CONCLUSION

Un autre regard

 

 

Tout le monde connaît la fameuse boutade : « la culture, c’est ce qui reste quand on a tout oublié ». C’est évidemment un paradoxe, mais qui correspond à une profonde réalité. En effet, on est en droit de s’interroger sur ce qu’est l’oubli, terme tant de fois utilisé dans notre langage mais qui n’est pas toujours bien compris. L’oubli semble s’opposer à la mémoire, mais la mémoire elle-même n’est pas toujours saisie dans son sens exact, et l’on a tendance à confondre allégrement mémoire et mémorisation. Il faut pourtant marquer la différence qui existe entre ces deux mots : la mémorisation est un acte par lequel on fait surgir un souvenir qui est en quelque sorte stocké dans la mémoire. Quand on dit qu’on « perd la mémoire », en réalité on ne fait qu’avoir des difficultés pour mémoriser un élément appartenant à la mémoire.
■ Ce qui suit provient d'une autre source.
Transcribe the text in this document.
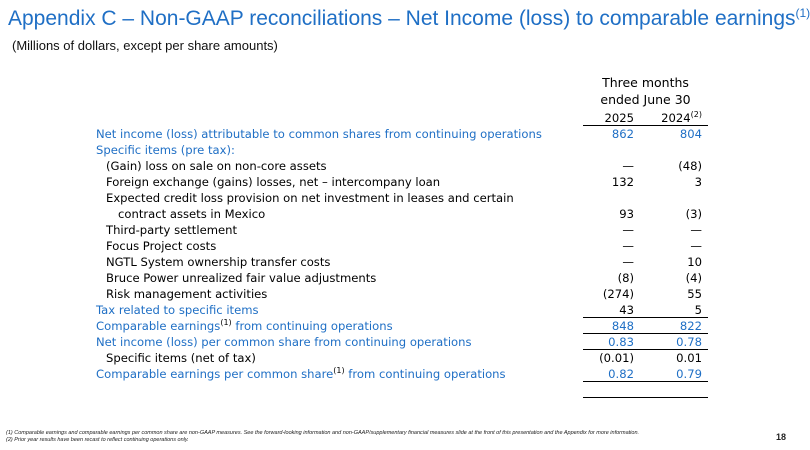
Appendix C – Non-GAAP reconciliations – Net Income (loss) to comparable earnings$^{(1)}$
(Millions of dollars, except per share amounts)
Three months
ended June 30
2025	2024$^{(2)}$
Net income (loss) attributable to common shares from continuing operations	862	804
Specific items (pre tax):
(Gain) loss on sale on non-core assets	—	(48)
Foreign exchange (gains) losses, net – intercompany loan	132	3
Expected credit loss provision on net investment in leases and certain
contract assets in Mexico	93	(3)
Third-party settlement	—	—
Focus Project costs	—	—
NGTL System ownership transfer costs	—	10
Bruce Power unrealized fair value adjustments	(8)	(4)
Risk management activities	(274)	55
Tax related to specific items	43	5
Comparable earnings$^{(1)}$ from continuing operations	848	822
Net income (loss) per common share from continuing operations	0.83	0.78
Specific items (net of tax)	(0.01)	0.01
Comparable earnings per common share$^{(1)}$ from continuing operations	0.82	0.79
(1) Comparable earnings and comparable earnings per common share are non-GAAP measures. See the forward-looking information and non-GAAP/supplementary financial measures slide at the front of this presentation and the Appendix for more information.
(2) Prior year results have been recast to reflect continuing operations only.	18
La psychanalyse a mis en évidence que notre inconscient recelait en abondance des images, des pensées, des raisonnements oubliés ou refoulés, qu’il était possible, dans certaines conditions, de faire resurgir au stade de la conscience claire, et donc de les matérialiser par le langage rationnel.
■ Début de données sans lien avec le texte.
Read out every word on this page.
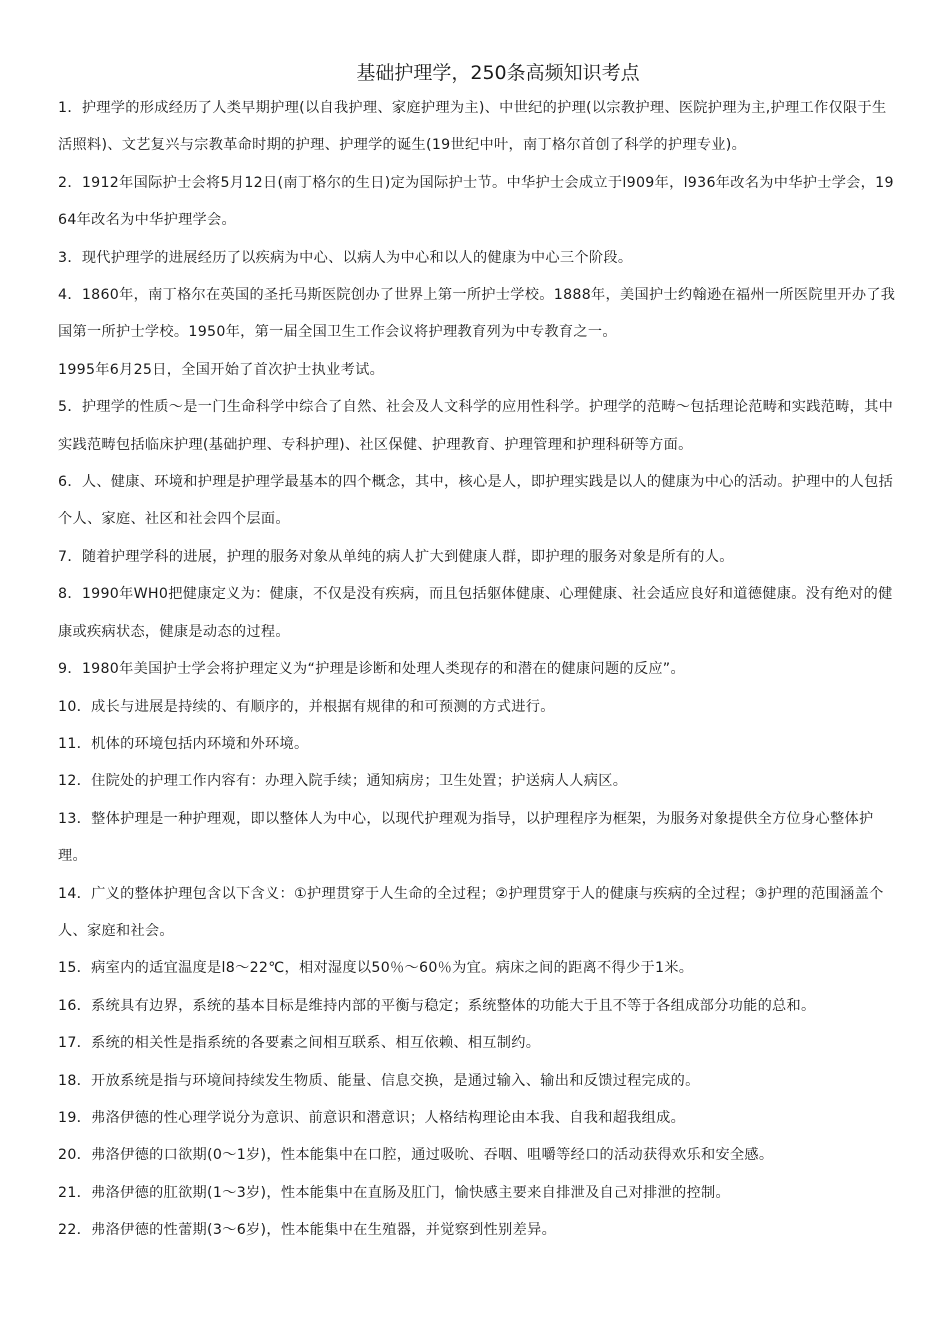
基础护理学，250条高频知识考点

1．护理学的形成经历了人类早期护理(以自我护理、家庭护理为主)、中世纪的护理(以宗教护理、医院护理为主,护理工作仅限于生活照料)、文艺复兴与宗教革命时期的护理、护理学的诞生(19世纪中叶，南丁格尔首创了科学的护理专业)。

2．1912年国际护士会将5月12日(南丁格尔的生日)定为国际护士节。中华护士会成立于l909年，l936年改名为中华护士学会，1964年改名为中华护理学会。

3．现代护理学的进展经历了以疾病为中心、以病人为中心和以人的健康为中心三个阶段。

4．1860年，南丁格尔在英国的圣托马斯医院创办了世界上第一所护士学校。1888年，美国护士约翰逊在福州一所医院里开办了我国第一所护士学校。1950年，第一届全国卫生工作会议将护理教育列为中专教育之一。

1995年6月25日，全国开始了首次护士执业考试。

5．护理学的性质～是一门生命科学中综合了自然、社会及人文科学的应用性科学。护理学的范畴～包括理论范畴和实践范畴，其中实践范畴包括临床护理(基础护理、专科护理)、社区保健、护理教育、护理管理和护理科研等方面。

6．人、健康、环境和护理是护理学最基本的四个概念，其中，核心是人，即护理实践是以人的健康为中心的活动。护理中的人包括个人、家庭、社区和社会四个层面。

7．随着护理学科的进展，护理的服务对象从单纯的病人扩大到健康人群，即护理的服务对象是所有的人。

8．1990年WH0把健康定义为：健康，不仅是没有疾病，而且包括躯体健康、心理健康、社会适应良好和道德健康。没有绝对的健康或疾病状态，健康是动态的过程。

9．1980年美国护士学会将护理定义为“护理是诊断和处理人类现存的和潜在的健康问题的反应”。

10．成长与进展是持续的、有顺序的，并根据有规律的和可预测的方式进行。

11．机体的环境包括内环境和外环境。

12．住院处的护理工作内容有：办理入院手续；通知病房；卫生处置；护送病人人病区。

13．整体护理是一种护理观，即以整体人为中心，以现代护理观为指导，以护理程序为框架，为服务对象提供全方位身心整体护理。

14．广义的整体护理包含以下含义：①护理贯穿于人生命的全过程；②护理贯穿于人的健康与疾病的全过程；③护理的范围涵盖个人、家庭和社会。

15．病室内的适宜温度是l8～22℃，相对湿度以50％～60％为宜。病床之间的距离不得少于1米。

16．系统具有边界，系统的基本目标是维持内部的平衡与稳定；系统整体的功能大于且不等于各组成部分功能的总和。

17．系统的相关性是指系统的各要素之间相互联系、相互依赖、相互制约。

18．开放系统是指与环境间持续发生物质、能量、信息交换，是通过输入、输出和反馈过程完成的。

19．弗洛伊德的性心理学说分为意识、前意识和潜意识；人格结构理论由本我、自我和超我组成。

20．弗洛伊德的口欲期(0～1岁)，性本能集中在口腔，通过吸吮、吞咽、咀嚼等经口的活动获得欢乐和安全感。

21．弗洛伊德的肛欲期(1～3岁)，性本能集中在直肠及肛门，愉快感主要来自排泄及自己对排泄的控制。

22．弗洛伊德的性蕾期(3～6岁)，性本能集中在生殖器，并觉察到性别差异。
La mémoire peut être individuelle, mais elle peut être collective, héritée non seulement du plus lointain passé de l’humanité, mais également de tout ce qui s’est dit et fait pendant des siècles et des millénaires qui séparent ce point zéro du présent actuel. Et c’est cette mémoire collective qui constitue ce qu’on appelle la culture. Mais la culture est diversement partagée à travers l’humanité, selon les circonstances et selon les époques. Elle est fluente, soumise aux caprices de l’idéologie et des opportunités, obéissant ainsi à la loi de l’offre et de la demande. C’est pourquoi on peut affirmer qu’elle est ce qui reste quand on a tout oublié. Mais qu’est-ce que ce « tout oublié » ?

Ce ne peut être que la mémoire, cette fonction mystérieuse qui permet de stocker à l’infini les informations les plus diverses, de façon en principe indélébile et définitive, comme le disque dur d’un ordinateur. Il existe donc un « puits de mémoire », un puits sans fond dans lequel on peut à la fois puiser les éléments du passé et déverser ceux du temps présent. Le tout est de savoir mémoriser ce contenu, car il se présente parfois sous des formes floues ou incompréhensibles : c’est alors qu’on peut parler de mythe.
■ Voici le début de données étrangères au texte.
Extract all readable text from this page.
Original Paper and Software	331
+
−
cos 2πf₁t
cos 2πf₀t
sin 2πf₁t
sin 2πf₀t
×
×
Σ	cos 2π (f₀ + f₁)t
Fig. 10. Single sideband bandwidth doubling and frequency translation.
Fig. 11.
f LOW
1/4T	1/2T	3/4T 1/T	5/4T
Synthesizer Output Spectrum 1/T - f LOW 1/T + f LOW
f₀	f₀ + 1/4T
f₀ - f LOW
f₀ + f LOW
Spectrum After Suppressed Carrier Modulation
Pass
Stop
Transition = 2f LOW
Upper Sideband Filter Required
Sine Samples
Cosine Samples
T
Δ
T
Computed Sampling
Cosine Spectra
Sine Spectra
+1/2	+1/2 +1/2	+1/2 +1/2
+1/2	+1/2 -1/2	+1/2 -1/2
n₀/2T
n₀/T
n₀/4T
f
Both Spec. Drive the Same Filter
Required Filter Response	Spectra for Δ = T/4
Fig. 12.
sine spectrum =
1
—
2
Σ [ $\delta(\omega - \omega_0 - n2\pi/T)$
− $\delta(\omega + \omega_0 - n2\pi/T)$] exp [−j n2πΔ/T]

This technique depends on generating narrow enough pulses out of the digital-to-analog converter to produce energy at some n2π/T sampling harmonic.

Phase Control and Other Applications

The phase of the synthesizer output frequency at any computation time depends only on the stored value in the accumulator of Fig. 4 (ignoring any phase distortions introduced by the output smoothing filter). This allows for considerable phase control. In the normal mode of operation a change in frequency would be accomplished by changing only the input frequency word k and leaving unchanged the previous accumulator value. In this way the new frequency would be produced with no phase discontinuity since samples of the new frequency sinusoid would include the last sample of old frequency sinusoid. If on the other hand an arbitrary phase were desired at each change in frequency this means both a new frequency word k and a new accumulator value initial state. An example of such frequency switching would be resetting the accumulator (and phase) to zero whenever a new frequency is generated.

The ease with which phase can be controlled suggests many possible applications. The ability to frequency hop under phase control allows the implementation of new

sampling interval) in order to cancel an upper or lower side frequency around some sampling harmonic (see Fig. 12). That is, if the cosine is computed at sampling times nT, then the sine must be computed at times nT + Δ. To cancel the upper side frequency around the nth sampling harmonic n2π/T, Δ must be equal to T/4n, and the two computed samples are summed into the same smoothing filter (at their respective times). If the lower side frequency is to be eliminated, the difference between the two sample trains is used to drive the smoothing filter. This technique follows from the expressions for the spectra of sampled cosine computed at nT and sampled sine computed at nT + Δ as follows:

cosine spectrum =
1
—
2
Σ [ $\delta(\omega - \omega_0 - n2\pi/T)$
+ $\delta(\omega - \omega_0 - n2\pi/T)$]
Le mythe est en effet difficilement saisissable. Par nature, il est immanent, c’est-à-dire qu’il demeure sous des formes diverses, mais qu’il est en lui-même inexprimable. Pour qu’il soit exprimable, il faut qu’il passe de l’état d’immanence à celui de permanence, qu’il s’incarne en quelque sorte dans le concret au moyen d’images, que celles-ci soient verbales, plastiques ou sonores, pour ne pas dire musicales ou même gestuelles. C’est donc le mythe qui nourrit, de façon inconsciente, toutes les tentatives humaines qui conduisent à l’art, car l’art est à la fois un « artifice » et une recherche passionnée d’une réalité tout autre que celle qui apparaît quotidiennement sous nos sens.

L’art se nourrit donc du mythe, mais il n’est pas le seul à être « mythophage » : toutes les religions, et toutes les pratiques dites religieuses, le sont aussi, sans oublier ce qu’on appelle la « mythologie ». Voici un terme étrange qui contient en lui sa propre contradiction, puisque c’est un composé de muthos et de logos, ces deux notions étant par nature inconciliables.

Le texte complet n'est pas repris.